Staying safe in Liberia with water and soap

Publié: 19 octobre 2015 9:00 CET

Mirva Helenius, IFRC

What is a simple way to keep Ebola away? Just mix soap, water and vigilance.

Every year in mid-October, people around the world celebrate Global Handwashing Day as a reminder of the importance of washing hands with soap. This year in Liberia, one of the three countries worst affected by Ebola in West Africa, proper handwashing is being promoted as a powerful tool in the fight against the deadly virus.

“Liberia is now Ebola-free, but we still need to stay vigilant. Handwashing is one of the simplest and most effective ways to prevent the spread of Ebola,” says Neima Candy, who works as a national Ebola coordinator with the Red Cross in Liberia.

At the beginning of September, Liberia was declared free of Ebola for the second time. However, the country is still under a 90-day period of heightened surveillance and the Liberian government and Liberia National Red Cross Society are urging people to continue observing preventative measures. The Red Cross is reinforcing this message by distributing handwashing kits, soap and chlorine to over 500 schools across the country.

“The Red Cross has helped us in installing handwashing stations and distributing soap bars to hundreds of our schools. This support is very important and well appreciated because Ebola is real and it still exists. We need to take the threat seriously and keep practicing the necessary safety measures. We are determined to keep our schools Ebola-free,” says Sekou Kroma from the Ministry of Education.

Kroma believes that the promotion of handwashing in schools will have a deep impact in the well-being of society as a whole, because it keeps children safe but also helps to spread the message.

“Students learn how to protect themselves against Ebola and other diseases at school and then share this information with their families at home. That’s why it’s important to provide them with both soap and knowledge,” says Kroma.

Neima Candy agrees about the importance of teaching children, and adults too, to not just wash their hands, but to do it properly.

“With chlorinated water it can be quick, more like a little rinse, but when washing with water and soap we need to be more meticulous; always wash all the way from the wrists to the fingernails, remembering also the palm, the back of the hand and between fingers. Proper handwashing should actually take at least one minute.
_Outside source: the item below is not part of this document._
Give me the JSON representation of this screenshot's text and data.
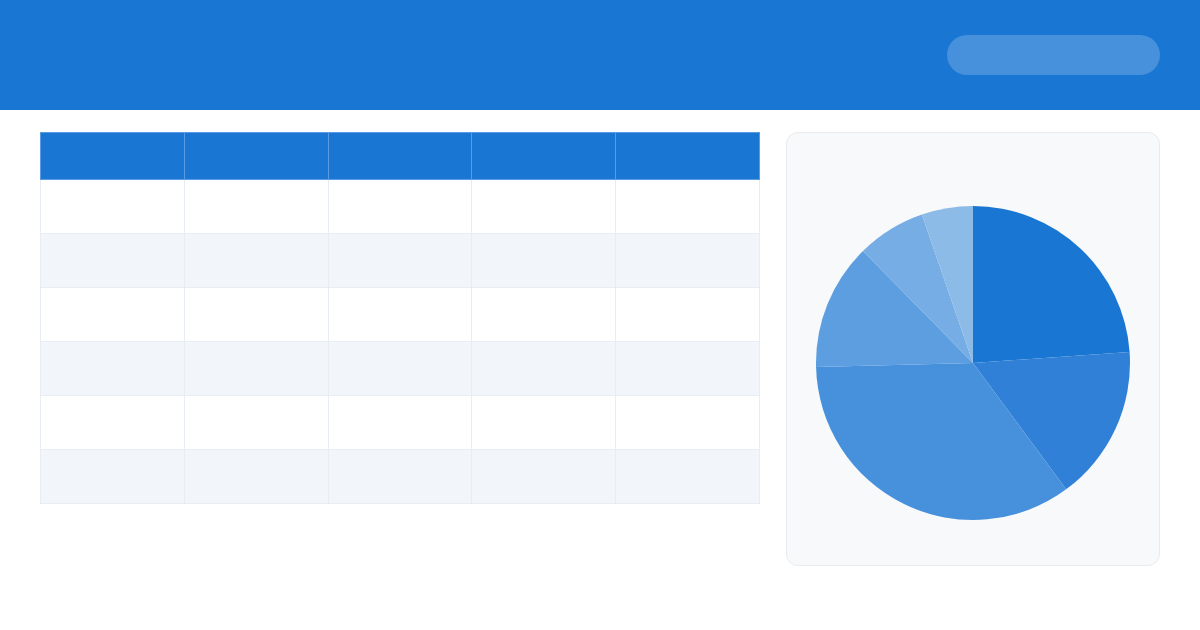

And it should be practiced several times a day,” explains Candy.

Using soap and water beyond Ebola

Dr Dewindra Widiamurti, emergency health coordinator for the International Federation of Red Cross and Red Crescent Societies (IFRC) in Liberia, adds that while handwashing works well against the spread Ebola, it can keep people safe from other diseases as well.

“Good hygienic practices are important in breaking the chain of transmission of so many diseases that are common here, such as diarrhoea. Washing hands with water and soap is very simple and cheap. Anybody can do it and everybody should do it. Proper handwashing should be part of our everyday routine and become a lifestyle.”

The IFRC has revised its Emergency Appeal in Liberia to assist 3.8 million people as the country recovers from the Ebola outbreak. The appeal of 46,349,362 Swiss francs is currently 48 per cent funded.